The 2 datasets are provided in the datasets repository

- <b>German Credit Dataset</b>
    - Link: https://archive.ics.uci.edu/dataset/144/statlog+german+credit+data
    - Features used: `duration`, `amount`, `age`, `personal_status_sex`.

- Small Business Dataset
    - Link: https://www.kaggle.com/datasets/larsen0966/sba-loans-case-data-set
    - Features used: `Zip`, `NAICS`, `ApprovalDate`, `ApprovalFY`, `Term`, `NoEmp`, `NewExist`, `CreateJob`, `RetainedJob`, `FranchiseCode`, `UrbanRural`, `RevLineCr`, `ChgOffDate`, `DisbursementDate`, `DisbursementGross`, `ChgOffPrinGr`, `GrAppv`, `SBA_Appv`, `New`, `RealEstate`, `Portion`, `Recession`, `daysterm`, `xx`.

### Preprocessing
We one-hot encode the non-numeric features, and then normalize the features of the real world data.


# Code

### Requirements
`requirements.txt` file is provided.

You can run `pip install requirements.txt` to install the dependencies required to run the experiments. 
To run the robustness vs consistency tradeoff experiments for linear setting `run_tradeoffs_cv_lr.ipynb`, you will first need to find the predictions by running `find_theta_r_linear.ipynb`, which will save the predictions into the `theta_preds` repository. 

### Experiments
The code to run the experiments are in notebooks that start with "run". You can run all the cells.

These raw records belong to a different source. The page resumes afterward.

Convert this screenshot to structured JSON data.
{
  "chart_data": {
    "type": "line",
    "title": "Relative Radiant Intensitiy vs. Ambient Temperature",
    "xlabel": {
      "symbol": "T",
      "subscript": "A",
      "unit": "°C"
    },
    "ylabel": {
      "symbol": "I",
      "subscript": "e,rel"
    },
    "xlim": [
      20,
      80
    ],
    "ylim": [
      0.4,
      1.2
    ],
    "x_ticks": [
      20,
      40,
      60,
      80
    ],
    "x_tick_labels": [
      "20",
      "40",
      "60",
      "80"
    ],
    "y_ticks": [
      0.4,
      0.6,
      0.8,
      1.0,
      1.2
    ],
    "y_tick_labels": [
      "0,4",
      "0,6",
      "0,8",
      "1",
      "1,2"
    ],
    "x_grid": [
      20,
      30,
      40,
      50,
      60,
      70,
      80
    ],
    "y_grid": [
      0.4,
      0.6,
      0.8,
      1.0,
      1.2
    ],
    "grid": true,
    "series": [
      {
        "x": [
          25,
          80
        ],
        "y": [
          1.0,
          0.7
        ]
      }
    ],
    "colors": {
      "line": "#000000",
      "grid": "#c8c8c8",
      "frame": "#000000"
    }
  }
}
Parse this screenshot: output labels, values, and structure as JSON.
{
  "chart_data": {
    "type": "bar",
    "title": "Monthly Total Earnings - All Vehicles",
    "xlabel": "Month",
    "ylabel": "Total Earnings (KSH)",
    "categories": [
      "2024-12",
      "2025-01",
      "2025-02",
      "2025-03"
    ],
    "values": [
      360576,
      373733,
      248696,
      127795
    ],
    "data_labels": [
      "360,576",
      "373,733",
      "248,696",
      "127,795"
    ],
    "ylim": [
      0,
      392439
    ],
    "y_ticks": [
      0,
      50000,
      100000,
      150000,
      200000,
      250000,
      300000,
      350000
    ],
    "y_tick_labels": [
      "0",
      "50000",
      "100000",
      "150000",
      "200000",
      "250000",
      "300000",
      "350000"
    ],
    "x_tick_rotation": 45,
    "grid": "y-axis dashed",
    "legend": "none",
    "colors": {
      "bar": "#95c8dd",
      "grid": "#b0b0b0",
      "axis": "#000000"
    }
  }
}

At the end, it will save the generated results to the results directory. These saved results can then be visualized by running the notebooks that start with "results" followed by the corresponding experiment. 

Inside each of these notebooks, you can choose the dataset and base_model. 

Please note that the experiments to generate the effects of parameters will take around 10-12 hours to run.